- Born: Mark Higgins 16 May 1963 (age 63) London, England
- Occupation: Strongman
- Height: 6 ft 9 in (2.06 m)

= Mark Higgins (strength athlete) =

British strongman

Mark Higgins (born 16 May 1963) is a former strongman competitor, having won the World Strongman Challenge on two occasions, and was the British Muscle Power Champion on four occasions. Previously, he was an international discus thrower and had been a sailor and basketball player at a high level.

==Sporting career==
Higgins was renowned as a great all-rounder.He threw the discus internationally for Great Britain. His best performance was 50.80m in a meet in Solihull on 13 Aug 1990, although this placed him well down the all-time British list.

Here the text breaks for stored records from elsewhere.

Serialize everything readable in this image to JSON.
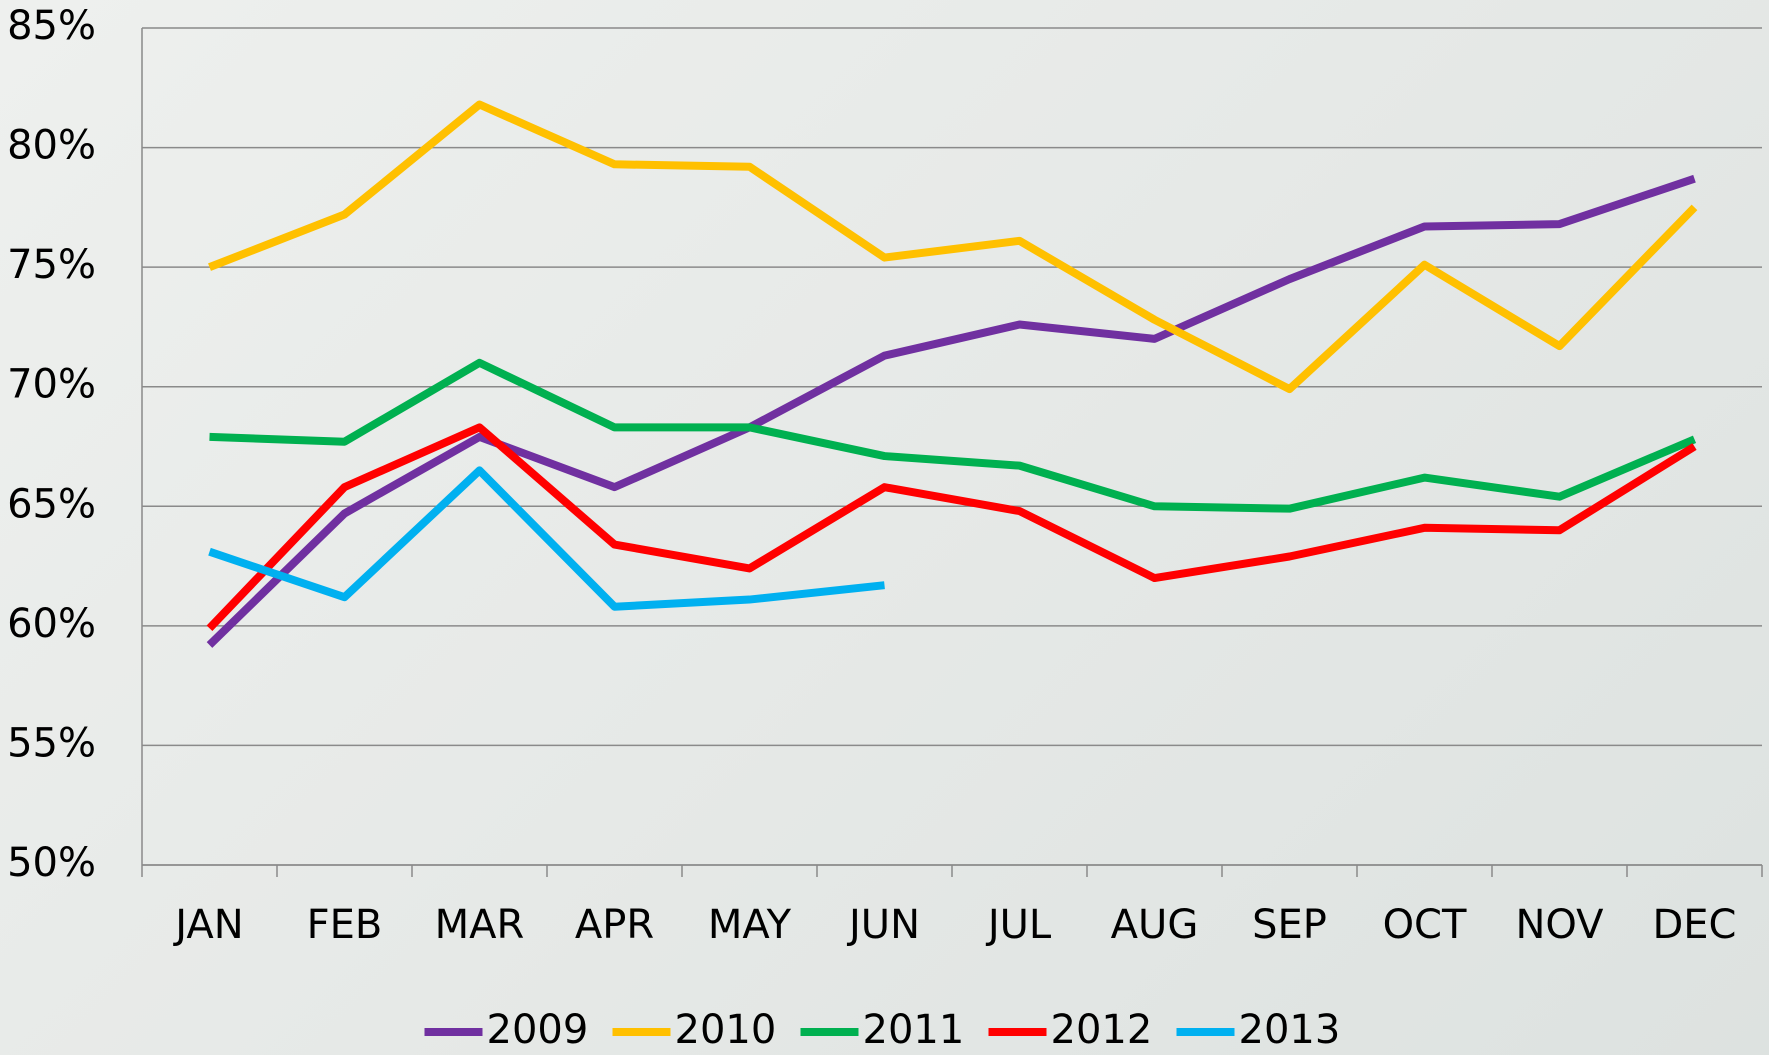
{
  "chart_data": {
    "type": "line",
    "categories": [
      "JAN",
      "FEB",
      "MAR",
      "APR",
      "MAY",
      "JUN",
      "JUL",
      "AUG",
      "SEP",
      "OCT",
      "NOV",
      "DEC"
    ],
    "series": [
      {
        "name": "2009",
        "color": "#7030a0",
        "values": [
          59.2,
          64.7,
          67.9,
          65.8,
          68.3,
          71.3,
          72.6,
          72.0,
          74.5,
          76.7,
          76.8,
          78.7
        ]
      },
      {
        "name": "2010",
        "color": "#ffc000",
        "values": [
          75.0,
          77.2,
          81.8,
          79.3,
          79.2,
          75.4,
          76.1,
          72.8,
          69.9,
          75.1,
          71.7,
          77.5
        ]
      },
      {
        "name": "2011",
        "color": "#00b050",
        "values": [
          67.9,
          67.7,
          71.0,
          68.3,
          68.3,
          67.1,
          66.7,
          65.0,
          64.9,
          66.2,
          65.4,
          67.8
        ]
      },
      {
        "name": "2012",
        "color": "#ff0000",
        "values": [
          59.9,
          65.8,
          68.3,
          63.4,
          62.4,
          65.8,
          64.8,
          62.0,
          62.9,
          64.1,
          64.0,
          67.5
        ]
      },
      {
        "name": "2013",
        "color": "#00b0f0",
        "values": [
          63.1,
          61.2,
          66.5,
          60.8,
          61.1,
          61.7,
          null,
          null,
          null,
          null,
          null,
          null
        ]
      }
    ],
    "ylim": [
      50,
      85
    ],
    "yticks": [
      {
        "value": 50,
        "label": "50%"
      },
      {
        "value": 55,
        "label": "55%"
      },
      {
        "value": 60,
        "label": "60%"
      },
      {
        "value": 65,
        "label": "65%"
      },
      {
        "value": 70,
        "label": "70%"
      },
      {
        "value": 75,
        "label": "75%"
      },
      {
        "value": 80,
        "label": "80%"
      },
      {
        "value": 85,
        "label": "85%"
      }
    ],
    "grid": true,
    "legend": "bottom"
  }
}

In addition to this, he was an international basketball player, powerlifter and was also selected to travel with the British sailing team to Australia for the America's Cup.

Standing at 6’9", and weighing 364 pounds, Mark Higgins was the biggest international strongman produced by Britain. His competitive era ran concurrently with that of Jamie Reeves. Thus, despite attaining a career high of winning back-to-back World Strongman Challenge titles in 1989 and 1990, he was still considered Britain's number two man, Jamie Reeves being the winner of the World's Strongest Man. Together, they were the runners-up in the World's Strongest Team competition of 1988, which he had previously won with Geoff Capes in 1987.

In addition, he achieved podium finishes at the World Muscle Power Championships and won the Le Defi Mark Ten International on multiple occasions.